Non-profit agencies such as Appalachian Voices are working to lower the risks of global warming.
“We believe that humans have a large effect on our climate,” J. Benji Burrell, Appalachian Voices program coordinator, said. “We encourage people to watch their level of electricity usage because that effects, greatly, carbon dioxide output.”
Earth is an ecosystem that is constantly changing due, in great measure, to globalization and man.
More carbon dioxide is in the atmosphere than there has been in the past 650,000 years and it remains in the atmosphere holding in heat, according to stopglobalwarming.org.
Appalachian Voices aims to “empower people to defend our region’s rich natural and cultural heritage by providing them with tools and strategies for successful grassroots campaign,” according to Appvoices.org.
“Our projects have three main areas, “ Burrell said. “To eliminate air pollution, stop mountain top removal and restore Appalachian forests.”
Appalachian students can help to stop global warming by volunteering at Appalachian Voices and other non-profits or by taking informative steps in their daily lives to save energy.

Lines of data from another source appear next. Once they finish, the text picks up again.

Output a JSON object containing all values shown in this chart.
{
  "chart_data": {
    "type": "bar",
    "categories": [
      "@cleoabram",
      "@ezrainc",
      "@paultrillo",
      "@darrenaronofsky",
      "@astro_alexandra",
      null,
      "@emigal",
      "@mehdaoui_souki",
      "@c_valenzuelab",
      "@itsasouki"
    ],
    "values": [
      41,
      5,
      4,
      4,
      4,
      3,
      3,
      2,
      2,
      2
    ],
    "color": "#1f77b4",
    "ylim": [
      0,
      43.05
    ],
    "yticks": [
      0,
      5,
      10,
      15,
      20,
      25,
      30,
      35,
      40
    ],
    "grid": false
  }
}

Some suggestions provided at stopglobalwarming.org are to use recycled paper, take shorter showers, buy organic and local products, reduce garbage, carpool when accessible, unplug unused electronics and air dry clothes.

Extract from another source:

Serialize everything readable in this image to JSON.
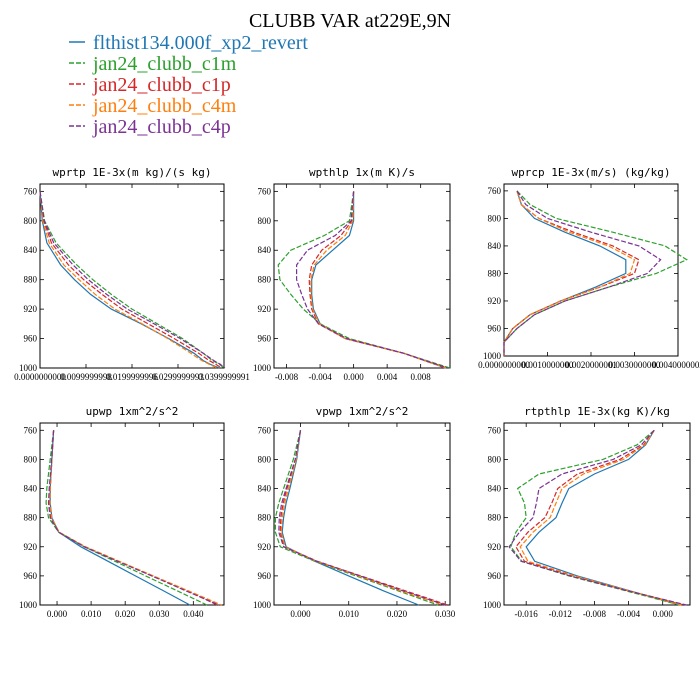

At Appalachian Voices, many volunteer opportunities are available especially in reaction to its campaign against mountain top removal.
“Just in the states adjunct to us, Tennessee, Kentucky, West Virginia, and Virginia, there are very large scale surface coal mines,” Burrell said. “These mines are growing and sometimes 10,000 acres long. Miners are using explosives to blast the tops of the mountains to expose the coal mines and using the coal to sell and burn for electricity.”
After the miners are finished removing the tops of the mountains and getting what they need for profit, they deposit the remainders into local streams, Burrell said.
“There should be a law against mountain top removal,” Burrell said. “We are working to help pass the Clean Water Protection Act, which would outlaw waste material into local streams.”
Efforts to eliminate global warming and mountain top removal, which puts out a large amount of carbon dioxide into the area, are efforts to help protect not only the earth, but also the people living in it.
A study by doctors at Harvard Medical School linked recent U.S. outbreaks of dengue fever, malaria, Hantavirus and other diseases to climate change.
“An Inconvenient Truth” returns to Appalachian’s campus today at I.G. Greer Theatre.
The screening is free and is sponsored by Appalachian Popular Programming Society, Student Government Association, Renewable Energy Initiative, and the Physical Plant. A question and answer session will follow the film.